The MLB Fan Cave was a building on Fourth Street and Broadway in NoHo, Manhattan, New York City, designed by Paul DiMeo, where baseball fans, selected by Major League Baseball as part of its Dreamjob program, were tasked with watching every baseball game in the entire year. According to Major League Baseball,
The what makes it good Fan Cave grew out of our desire to address three specific areas in which we saw opportunity for growth: engaging with fans via social media, both at the league level and through players; reaching younger fans and converting casual baseball fans into more avid followers; and raising the profile of our players by showcasing their off-field personalities
— Tim Brosnan, MLB Executive Vice President of Business, Lost Remote
  The "cave dwellers" (fans selected to live in the Fan Cave) were responsible for recording their experiences through social media, blogs, and videos (all online), as well as hosting concerts, fan events, and celebrity guests. It was located in the space formerly occupied by Tower Records’ famed Greenwich Village location.

== 2011 Season ==
The MLB Fan Cave first opened at the beginning of the 2011 season with two cave dwellers, Mike O'Hara, a 37-year-old Yankee fan and Ryan Wagner, a 25-year-old Orioles fan, selected to live in the Fan Cave from a pool of 10,000 applicants. The application process included a video submission, writing samples, and interviews with MLB Network and MLB executives.

== 2013 Season ==
In 2013, nine more cave dwellers joined the MLB Fan Cave.
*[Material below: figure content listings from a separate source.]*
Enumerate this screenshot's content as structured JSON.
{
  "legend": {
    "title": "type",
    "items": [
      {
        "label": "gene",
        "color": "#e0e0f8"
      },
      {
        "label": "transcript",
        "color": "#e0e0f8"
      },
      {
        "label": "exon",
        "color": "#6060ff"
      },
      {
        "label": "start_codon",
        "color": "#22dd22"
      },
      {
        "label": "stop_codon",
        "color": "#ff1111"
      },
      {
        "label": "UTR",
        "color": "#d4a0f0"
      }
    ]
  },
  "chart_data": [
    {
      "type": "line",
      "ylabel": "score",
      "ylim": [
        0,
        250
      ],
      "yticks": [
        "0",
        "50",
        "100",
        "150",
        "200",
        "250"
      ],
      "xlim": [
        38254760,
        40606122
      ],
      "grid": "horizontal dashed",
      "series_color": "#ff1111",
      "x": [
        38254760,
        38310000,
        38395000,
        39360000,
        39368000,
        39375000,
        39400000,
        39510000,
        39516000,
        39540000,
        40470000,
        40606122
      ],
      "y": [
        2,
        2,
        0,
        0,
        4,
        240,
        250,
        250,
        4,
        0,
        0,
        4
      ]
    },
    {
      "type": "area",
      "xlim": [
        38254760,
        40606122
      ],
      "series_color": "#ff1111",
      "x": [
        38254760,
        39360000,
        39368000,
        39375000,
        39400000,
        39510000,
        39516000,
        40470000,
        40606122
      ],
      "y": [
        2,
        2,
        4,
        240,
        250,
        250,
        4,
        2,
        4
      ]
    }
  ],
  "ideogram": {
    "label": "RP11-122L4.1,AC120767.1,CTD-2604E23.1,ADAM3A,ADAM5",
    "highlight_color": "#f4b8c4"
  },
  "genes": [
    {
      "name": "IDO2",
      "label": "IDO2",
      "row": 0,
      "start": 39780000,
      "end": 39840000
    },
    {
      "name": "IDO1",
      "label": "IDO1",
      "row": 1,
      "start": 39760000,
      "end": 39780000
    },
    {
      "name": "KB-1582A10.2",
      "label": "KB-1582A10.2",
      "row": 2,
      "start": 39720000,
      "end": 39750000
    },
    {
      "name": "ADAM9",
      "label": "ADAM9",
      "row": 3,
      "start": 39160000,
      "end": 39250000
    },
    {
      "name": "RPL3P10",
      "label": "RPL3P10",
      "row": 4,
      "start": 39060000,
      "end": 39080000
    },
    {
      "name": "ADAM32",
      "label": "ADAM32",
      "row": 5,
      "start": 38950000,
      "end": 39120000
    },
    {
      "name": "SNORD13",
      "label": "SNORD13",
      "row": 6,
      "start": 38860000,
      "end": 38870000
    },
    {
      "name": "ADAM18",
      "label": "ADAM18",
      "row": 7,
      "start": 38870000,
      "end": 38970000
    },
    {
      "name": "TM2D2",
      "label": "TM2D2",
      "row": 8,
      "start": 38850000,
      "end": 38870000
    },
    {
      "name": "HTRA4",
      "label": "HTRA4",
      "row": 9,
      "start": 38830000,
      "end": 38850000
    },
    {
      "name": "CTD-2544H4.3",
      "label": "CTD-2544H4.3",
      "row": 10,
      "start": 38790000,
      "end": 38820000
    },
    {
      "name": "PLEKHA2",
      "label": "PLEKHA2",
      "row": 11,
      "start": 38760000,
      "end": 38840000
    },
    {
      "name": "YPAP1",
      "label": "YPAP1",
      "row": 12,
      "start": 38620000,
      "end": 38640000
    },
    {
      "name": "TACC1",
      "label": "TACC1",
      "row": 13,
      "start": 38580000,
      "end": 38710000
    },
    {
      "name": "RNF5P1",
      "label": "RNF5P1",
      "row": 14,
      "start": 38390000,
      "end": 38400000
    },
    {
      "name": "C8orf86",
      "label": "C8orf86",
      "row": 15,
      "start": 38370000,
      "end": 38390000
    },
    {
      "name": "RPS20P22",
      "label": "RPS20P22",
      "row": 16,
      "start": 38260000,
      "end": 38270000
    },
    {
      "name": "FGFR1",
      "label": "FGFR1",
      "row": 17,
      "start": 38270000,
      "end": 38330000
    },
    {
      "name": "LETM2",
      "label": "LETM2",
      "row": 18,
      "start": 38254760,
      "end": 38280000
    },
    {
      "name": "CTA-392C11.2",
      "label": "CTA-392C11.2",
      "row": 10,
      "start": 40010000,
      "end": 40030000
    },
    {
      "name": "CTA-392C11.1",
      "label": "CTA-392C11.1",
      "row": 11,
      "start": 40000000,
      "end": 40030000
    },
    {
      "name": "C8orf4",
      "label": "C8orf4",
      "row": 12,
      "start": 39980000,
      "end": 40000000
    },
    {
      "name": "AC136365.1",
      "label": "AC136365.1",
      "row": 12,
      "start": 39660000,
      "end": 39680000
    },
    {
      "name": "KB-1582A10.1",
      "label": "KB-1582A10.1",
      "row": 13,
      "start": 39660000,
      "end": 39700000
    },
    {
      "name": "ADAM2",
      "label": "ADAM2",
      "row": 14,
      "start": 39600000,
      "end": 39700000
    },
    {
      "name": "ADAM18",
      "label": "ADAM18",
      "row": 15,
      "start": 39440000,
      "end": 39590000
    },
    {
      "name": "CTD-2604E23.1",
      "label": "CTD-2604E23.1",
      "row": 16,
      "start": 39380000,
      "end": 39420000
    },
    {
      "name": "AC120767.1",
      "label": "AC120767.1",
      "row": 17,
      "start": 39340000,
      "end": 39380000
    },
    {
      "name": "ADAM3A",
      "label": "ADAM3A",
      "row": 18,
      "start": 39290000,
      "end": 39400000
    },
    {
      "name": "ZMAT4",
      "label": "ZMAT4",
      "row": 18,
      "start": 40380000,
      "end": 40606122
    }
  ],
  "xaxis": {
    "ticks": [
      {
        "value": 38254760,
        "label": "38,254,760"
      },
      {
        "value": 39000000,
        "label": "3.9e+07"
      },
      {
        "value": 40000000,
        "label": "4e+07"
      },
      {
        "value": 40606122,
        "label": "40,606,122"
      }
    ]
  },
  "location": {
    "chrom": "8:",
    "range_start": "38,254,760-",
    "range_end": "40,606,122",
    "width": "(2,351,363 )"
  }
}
Also joining them in the Cave was a nine-armed octopus nicknamed, Nonopus. Throughout the season, a number of MLB All-Stars visited, including Josh Donaldson, José Bautista, David Ortiz, Andrew McCutchen and Cliff Lee. The season ended with three finalists watching the Boston Red Sox win the World Series with Los Angeles Angels fan Danny Farris being named the winner of the season.

== Closing ==
On February 9, 2015, it was reported that the Fan Cave would cease existence, and the building would be used for other promotional events.